The aim of the fund is to finance companies developing new antibiotics and bring two to four new antibiotics to patients by 2030. The fund is expected to begin operations later this year.
“The health and economic impact of antimicrobial resistance has become much clearer over the past few years and has been recognized as an international crisis by organizations such as the UN, WHO and G7, all highlighting the need for action,” explained William Love, founder and Chief Scientific Officer of the UK antibiotics developer Destiny Pharma, which voiced its approval of the new fund.
Antimicrobial resistance causes 700,000 deaths each year. The rapidly rising number of antibiotic-resistant infections are predicted to kill 10 million per year by 2050 if the problem is not addressed.
“The AMR Action Fund is of particular significance to the biotech sector as it is the first substantial response from big pharma despite many reports calling for further investment in antimicrobial development to tackle the global issue of antimicrobial resistance,” Love told me.
Biotech companies have a crucial role in antimicrobial drug development. Destiny Pharma is one of the companies that could benefit, as it is developing antibiotics with a novel mechanism of action that could fight resistance to traditional antibiotics in bacteria such as Staphylococcus aureus.
Developing antibiotics is a long, complex and expensive process. Many candidates fail clinical trials and never reach the market. European funding efforts such as a €135M investment fund from VC firm Novo Holdings have contributed to the early-stage development of antibiotics. The AMR Action Fund, in turn, will support the late-stage clinical development of novel antibiotics, which is the most challenging stage for which to raise cash.

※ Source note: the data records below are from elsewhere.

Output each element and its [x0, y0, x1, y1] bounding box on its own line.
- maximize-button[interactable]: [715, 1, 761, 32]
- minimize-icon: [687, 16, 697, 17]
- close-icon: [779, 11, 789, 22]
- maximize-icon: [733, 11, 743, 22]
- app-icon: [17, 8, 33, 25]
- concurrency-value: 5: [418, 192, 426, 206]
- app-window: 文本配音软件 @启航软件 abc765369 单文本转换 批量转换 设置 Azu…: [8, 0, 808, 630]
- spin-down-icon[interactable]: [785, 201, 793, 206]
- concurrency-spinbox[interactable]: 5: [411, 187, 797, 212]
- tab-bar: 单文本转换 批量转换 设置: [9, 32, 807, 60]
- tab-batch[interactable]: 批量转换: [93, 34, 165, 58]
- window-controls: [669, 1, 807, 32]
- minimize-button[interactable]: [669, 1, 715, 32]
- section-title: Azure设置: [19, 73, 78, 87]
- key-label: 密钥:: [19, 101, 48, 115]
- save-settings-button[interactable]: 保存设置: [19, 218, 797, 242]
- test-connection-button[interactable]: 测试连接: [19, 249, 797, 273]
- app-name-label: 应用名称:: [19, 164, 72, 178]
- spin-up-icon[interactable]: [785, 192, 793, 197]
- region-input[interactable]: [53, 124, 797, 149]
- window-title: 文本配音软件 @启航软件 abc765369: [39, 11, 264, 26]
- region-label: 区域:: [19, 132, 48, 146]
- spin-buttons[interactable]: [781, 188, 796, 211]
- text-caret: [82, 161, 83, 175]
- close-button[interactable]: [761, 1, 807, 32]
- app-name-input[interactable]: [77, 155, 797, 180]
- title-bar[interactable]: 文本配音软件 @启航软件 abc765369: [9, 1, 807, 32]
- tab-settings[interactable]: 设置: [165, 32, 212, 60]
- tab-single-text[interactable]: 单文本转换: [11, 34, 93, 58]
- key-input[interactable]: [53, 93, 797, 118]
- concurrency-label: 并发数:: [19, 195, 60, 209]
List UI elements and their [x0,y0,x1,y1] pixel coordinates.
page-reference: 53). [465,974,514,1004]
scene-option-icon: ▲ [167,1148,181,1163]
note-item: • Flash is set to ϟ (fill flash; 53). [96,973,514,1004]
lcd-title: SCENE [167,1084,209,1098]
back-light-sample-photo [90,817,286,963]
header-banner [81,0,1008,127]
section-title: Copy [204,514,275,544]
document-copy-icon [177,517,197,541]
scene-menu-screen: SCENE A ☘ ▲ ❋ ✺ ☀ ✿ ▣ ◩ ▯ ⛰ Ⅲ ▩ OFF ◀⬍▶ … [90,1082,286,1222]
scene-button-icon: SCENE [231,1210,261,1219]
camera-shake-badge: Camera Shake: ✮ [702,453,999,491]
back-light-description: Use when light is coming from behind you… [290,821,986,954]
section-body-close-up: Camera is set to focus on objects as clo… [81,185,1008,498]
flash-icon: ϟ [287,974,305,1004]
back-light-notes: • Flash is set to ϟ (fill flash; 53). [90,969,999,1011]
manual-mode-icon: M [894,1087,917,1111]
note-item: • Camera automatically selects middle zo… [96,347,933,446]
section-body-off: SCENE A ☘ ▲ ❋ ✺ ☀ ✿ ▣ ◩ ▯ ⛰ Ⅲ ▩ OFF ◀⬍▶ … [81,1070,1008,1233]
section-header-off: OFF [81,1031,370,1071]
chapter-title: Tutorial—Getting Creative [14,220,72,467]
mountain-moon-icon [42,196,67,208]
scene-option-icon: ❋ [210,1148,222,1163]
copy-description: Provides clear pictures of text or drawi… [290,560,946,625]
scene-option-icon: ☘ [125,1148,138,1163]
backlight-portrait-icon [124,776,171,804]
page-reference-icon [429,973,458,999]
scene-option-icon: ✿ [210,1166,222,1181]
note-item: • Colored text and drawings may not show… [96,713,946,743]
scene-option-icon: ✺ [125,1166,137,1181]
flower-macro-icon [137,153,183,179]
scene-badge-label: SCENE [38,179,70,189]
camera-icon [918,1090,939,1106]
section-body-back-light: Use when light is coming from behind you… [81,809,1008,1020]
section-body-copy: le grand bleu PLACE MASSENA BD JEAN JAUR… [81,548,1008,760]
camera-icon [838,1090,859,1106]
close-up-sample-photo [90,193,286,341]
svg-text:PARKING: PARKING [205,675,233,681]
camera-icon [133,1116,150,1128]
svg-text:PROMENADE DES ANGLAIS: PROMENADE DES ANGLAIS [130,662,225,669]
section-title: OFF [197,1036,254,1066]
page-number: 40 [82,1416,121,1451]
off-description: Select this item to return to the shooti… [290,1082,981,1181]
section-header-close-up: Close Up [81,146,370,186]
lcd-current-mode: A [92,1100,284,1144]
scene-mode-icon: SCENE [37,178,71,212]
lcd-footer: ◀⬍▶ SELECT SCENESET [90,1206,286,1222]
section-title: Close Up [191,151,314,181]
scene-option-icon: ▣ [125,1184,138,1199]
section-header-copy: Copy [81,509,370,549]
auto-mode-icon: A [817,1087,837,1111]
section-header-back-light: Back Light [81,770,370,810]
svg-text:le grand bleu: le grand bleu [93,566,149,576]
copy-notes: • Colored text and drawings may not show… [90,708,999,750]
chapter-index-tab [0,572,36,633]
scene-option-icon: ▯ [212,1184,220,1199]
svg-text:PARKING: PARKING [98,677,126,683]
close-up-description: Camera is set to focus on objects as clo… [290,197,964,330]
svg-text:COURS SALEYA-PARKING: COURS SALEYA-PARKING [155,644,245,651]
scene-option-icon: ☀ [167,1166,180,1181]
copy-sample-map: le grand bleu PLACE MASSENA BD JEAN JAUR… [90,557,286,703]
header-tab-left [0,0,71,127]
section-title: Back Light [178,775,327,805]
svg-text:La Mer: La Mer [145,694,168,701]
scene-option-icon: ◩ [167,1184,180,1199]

When new antibiotics are approved, they are used sparingly to preserve their effectiveness and slow the development of resistance. But this does not give companies the revenues they need to maintain a robust antibiotic pipeline.
“There are a number of different approaches being investigated to address the limited return on investment some antibiotics face. These include reimbursing at a higher price, guaranteed advanced purchases, extended intellectual property protection and tradable patent extension vouchers,” said Love.
An example of alternative ways to reward biotech companies that develop antimicrobial drugs to combat antimicrobial resistance comes from the UK. After a new policy was introduced last year, companies are now paid based on how valuable their antibiotics are to the UK’s National Health Service rather than on how many are sold.
“More radical approaches have been discussed that include ‘play or pay’, which means that those companies which do not participate in antimicrobial drug development are taxed, or entirely government-funded antimicrobial drug development,” Love said.